Монастырь должен был остаться в Нью-Йорке в симулированной атмосфере, которая, по крайней мере, никого не вводила в заблуждение. Возвращение его на родину — лишь еще одна уловка, чтобы создать впечатление, как будто ничего этого не было, и тешить себя ретроспективной иллюзией.

Таким же образом американцы восхваляют себя за то, что довели численность индейцев до той, какой она была до завоевания. Мы все стираем и начинаем сначала. Они даже хвалятся, что достигнут большего и превзойдут начальную цифру. Это будет доказательством превосходства цивилизации: она породит больше индейцев, чем они сами способны были себе позволить. (За хмурой иронией, это перепроизводство есть еще один способ их уничтожения: поскольку индейская культура, как любая племенная культура, основывается на ограниченности группы и отказе от какого-либо "неограниченного" роста, как мы это видим в Иши.

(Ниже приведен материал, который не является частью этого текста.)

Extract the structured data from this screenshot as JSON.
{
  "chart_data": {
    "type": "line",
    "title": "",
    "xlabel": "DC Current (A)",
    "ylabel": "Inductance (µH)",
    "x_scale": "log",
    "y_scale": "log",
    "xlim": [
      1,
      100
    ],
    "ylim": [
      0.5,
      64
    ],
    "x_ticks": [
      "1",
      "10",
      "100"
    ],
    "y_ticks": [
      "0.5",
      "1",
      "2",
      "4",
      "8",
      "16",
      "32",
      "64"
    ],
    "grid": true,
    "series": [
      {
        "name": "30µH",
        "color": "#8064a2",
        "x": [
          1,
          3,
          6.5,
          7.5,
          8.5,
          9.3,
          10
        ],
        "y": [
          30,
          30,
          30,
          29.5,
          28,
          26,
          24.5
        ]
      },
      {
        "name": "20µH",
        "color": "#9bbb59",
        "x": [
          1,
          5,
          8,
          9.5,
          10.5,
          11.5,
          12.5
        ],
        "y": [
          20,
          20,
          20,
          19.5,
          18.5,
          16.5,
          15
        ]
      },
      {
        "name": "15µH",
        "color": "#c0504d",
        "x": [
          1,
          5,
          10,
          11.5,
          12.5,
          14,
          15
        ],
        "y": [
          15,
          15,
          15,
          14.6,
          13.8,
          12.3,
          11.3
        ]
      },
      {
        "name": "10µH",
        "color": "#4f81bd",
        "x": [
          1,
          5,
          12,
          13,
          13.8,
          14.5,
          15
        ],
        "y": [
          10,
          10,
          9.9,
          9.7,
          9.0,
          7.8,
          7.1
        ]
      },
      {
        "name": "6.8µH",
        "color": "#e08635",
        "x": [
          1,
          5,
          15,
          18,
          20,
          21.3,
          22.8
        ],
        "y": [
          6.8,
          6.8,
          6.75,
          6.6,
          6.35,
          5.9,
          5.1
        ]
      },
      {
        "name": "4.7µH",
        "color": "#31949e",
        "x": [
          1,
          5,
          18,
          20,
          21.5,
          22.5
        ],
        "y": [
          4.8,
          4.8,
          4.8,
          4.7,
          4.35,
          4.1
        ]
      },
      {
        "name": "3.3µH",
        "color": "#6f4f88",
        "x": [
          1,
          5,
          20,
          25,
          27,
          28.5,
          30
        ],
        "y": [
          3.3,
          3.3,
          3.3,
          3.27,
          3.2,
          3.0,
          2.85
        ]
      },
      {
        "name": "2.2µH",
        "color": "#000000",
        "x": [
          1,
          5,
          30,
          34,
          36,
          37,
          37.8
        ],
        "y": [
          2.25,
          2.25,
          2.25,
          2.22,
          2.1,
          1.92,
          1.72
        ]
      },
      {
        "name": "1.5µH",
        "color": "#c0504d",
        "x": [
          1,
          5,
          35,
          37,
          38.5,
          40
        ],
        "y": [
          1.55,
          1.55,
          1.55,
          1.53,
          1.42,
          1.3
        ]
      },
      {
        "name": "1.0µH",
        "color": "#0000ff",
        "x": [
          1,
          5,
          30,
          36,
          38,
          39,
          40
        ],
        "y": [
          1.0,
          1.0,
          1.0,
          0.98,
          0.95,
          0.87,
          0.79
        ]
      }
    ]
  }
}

Поэтому в их демографическом "продвижении" скрывается еще один шаг к символическому уничтожению.)

Так и мы все живем в мире, поразительно похожем на оригинальный — вещи в нем продублированы по своему собственному сценарию. Но это удвоение не означает, как это было традиционно, неизбежность их смерти — они уже очищены от своей смерти, и даже стали лучше, чем при жизни: более яркие, более настоящие, чем их оригиналы, словно лица в похоронных бюро.